The court questioned Novartis’ duplicity in applying for a patent for imatinib mesylate in beta crystalline form, whereas Glivec as sold in the United States and in India did not refer to this form. Novartis had obtained a patent on Glivec in 1993 for the amorphous molecule of imatinib mesylate. The beta variant of the molecule is already present in this amorphous salt. India did not recognise this patent as at that time product patents were not in vogue. Novartis used the transition to product patents in 2005 to apply for a patent for the beta variety. It argued that since the beta variant was better absorbed in the body, it constituted therapeutic efficacy under Section 3(d).
The Bench said: “The case of the appellant appears in rather poor light and the claim for patent for beta crystalline form of imatinib mesylate would only appear as an attempt to obtain patent for imatinib mesylate, which would otherwise not be permissible in this country.”
The Bench observed in a footnote: “Here it will be unfair not to state that in course of hearing of the case when the court expressed its bewilderment over the price of the drug, it was strenuously stated on behalf of the appellant (Novartis) that they also ran a huge charitable programme under which the drug was supplied free to the needy persons. However, to the question by the court why the appellant could not abolish the charitable programme and at the same time bring down the price of the drug so as the total revenue from the sale of the drug remains the same as it is with the abnormally high price and the charitable programme, no satisfactory answer was provided on behalf of the appellant.”

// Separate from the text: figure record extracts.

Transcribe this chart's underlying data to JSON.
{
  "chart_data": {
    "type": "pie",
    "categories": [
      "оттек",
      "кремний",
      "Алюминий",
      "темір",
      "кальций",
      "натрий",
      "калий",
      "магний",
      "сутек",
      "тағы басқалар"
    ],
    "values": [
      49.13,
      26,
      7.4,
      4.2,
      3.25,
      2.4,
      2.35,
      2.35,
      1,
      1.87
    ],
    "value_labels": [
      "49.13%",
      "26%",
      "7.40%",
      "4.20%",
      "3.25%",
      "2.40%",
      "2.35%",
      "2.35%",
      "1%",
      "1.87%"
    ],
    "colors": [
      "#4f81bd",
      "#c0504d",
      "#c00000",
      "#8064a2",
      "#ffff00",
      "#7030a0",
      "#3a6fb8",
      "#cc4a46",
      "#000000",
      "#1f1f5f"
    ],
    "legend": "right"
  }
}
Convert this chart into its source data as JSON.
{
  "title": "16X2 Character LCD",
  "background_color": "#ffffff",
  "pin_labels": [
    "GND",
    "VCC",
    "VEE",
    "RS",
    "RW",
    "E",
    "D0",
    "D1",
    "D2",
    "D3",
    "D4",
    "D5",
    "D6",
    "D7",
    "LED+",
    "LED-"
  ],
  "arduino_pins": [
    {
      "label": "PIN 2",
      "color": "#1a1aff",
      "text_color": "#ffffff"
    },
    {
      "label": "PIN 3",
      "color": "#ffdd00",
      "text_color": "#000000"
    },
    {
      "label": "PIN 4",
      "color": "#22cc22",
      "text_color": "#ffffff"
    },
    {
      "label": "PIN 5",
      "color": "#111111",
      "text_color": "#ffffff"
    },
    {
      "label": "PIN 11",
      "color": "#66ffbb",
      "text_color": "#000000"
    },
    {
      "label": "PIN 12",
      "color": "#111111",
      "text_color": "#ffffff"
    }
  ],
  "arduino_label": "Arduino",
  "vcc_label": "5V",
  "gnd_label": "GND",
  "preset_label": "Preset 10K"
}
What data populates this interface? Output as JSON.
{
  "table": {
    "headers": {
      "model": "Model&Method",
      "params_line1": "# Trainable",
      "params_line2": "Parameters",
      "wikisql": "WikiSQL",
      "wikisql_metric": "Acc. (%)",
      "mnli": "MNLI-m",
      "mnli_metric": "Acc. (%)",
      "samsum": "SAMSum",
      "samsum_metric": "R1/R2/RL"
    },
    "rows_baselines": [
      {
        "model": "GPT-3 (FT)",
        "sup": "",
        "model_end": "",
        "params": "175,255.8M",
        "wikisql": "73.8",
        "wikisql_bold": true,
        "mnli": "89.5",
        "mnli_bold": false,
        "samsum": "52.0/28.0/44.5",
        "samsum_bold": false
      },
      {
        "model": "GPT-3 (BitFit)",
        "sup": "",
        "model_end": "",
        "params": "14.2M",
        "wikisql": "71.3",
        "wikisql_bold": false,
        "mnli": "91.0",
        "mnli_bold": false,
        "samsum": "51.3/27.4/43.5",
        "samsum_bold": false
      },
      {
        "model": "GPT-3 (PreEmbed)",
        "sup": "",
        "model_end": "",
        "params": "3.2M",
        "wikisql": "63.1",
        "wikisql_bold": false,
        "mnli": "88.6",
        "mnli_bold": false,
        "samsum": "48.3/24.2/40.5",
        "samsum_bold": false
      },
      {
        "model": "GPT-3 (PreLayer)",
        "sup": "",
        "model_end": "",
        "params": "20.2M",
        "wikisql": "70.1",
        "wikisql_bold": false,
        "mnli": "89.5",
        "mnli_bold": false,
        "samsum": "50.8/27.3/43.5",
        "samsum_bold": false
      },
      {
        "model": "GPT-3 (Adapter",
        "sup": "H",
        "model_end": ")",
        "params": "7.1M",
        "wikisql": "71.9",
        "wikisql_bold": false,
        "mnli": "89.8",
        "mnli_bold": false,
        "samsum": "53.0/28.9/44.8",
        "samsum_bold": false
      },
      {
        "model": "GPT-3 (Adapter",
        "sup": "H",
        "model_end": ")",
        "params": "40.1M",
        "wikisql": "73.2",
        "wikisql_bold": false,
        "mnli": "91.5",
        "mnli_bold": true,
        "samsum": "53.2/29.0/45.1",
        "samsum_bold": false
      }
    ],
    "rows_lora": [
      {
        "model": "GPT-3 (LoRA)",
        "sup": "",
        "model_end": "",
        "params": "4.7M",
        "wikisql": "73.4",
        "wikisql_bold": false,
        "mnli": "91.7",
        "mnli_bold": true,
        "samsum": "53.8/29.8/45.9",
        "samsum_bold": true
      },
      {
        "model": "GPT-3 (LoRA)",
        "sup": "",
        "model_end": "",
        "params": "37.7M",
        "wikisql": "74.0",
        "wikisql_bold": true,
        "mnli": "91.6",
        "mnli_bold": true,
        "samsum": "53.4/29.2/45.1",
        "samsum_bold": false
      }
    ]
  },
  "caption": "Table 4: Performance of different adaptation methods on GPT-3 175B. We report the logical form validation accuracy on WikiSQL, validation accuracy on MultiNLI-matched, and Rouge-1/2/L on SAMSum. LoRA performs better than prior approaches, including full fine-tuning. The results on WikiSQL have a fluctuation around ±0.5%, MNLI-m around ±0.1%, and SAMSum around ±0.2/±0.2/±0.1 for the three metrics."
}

Imatinib mesylate helps in the treatment of chronic myeloid leukaemia, a form of blood cancer. According to a study, it controls the cellular action that allows the cancer to grow but does not cure the disease. It has been patented in many countries by Novartis, which has, therefore, questioned the merits of the Supreme Court’s judgment. It has been reported that Novartis currently sells Glivec for Rs.4,115 a tablet, while Resonance, an Indian generic drug company, sells it for Rs.30 a tablet. Novartis had secured exclusive marketing rights (EMR) in 2003 to market Glivec, and this was challenged by the companies selling its generic variety at much cheaper rates.
Frontline’s comprehensive coverage of the issue in its May 4, 2012, edition had brought out how India’s ability to produce and market life-saving drugs at affordable prices faced a stiff challenge from some global pharmaceutical companies fighting to prolong their patent monopolies beyond the mandatory 20-year period. The Novartis case in the Supreme Court marked such a challenge, which has been decisively resolved in favour of the legislative intention behind the 2005 Patents Act amendments. Observers expect the judgment to benefit not just cancer patients but others suffering from serious ailments such as HIV, diabetes and hepatitis. The ruling may well set a healthy precedent for the remaining legal battles between generic manufacturers and fraudulent patent seekers.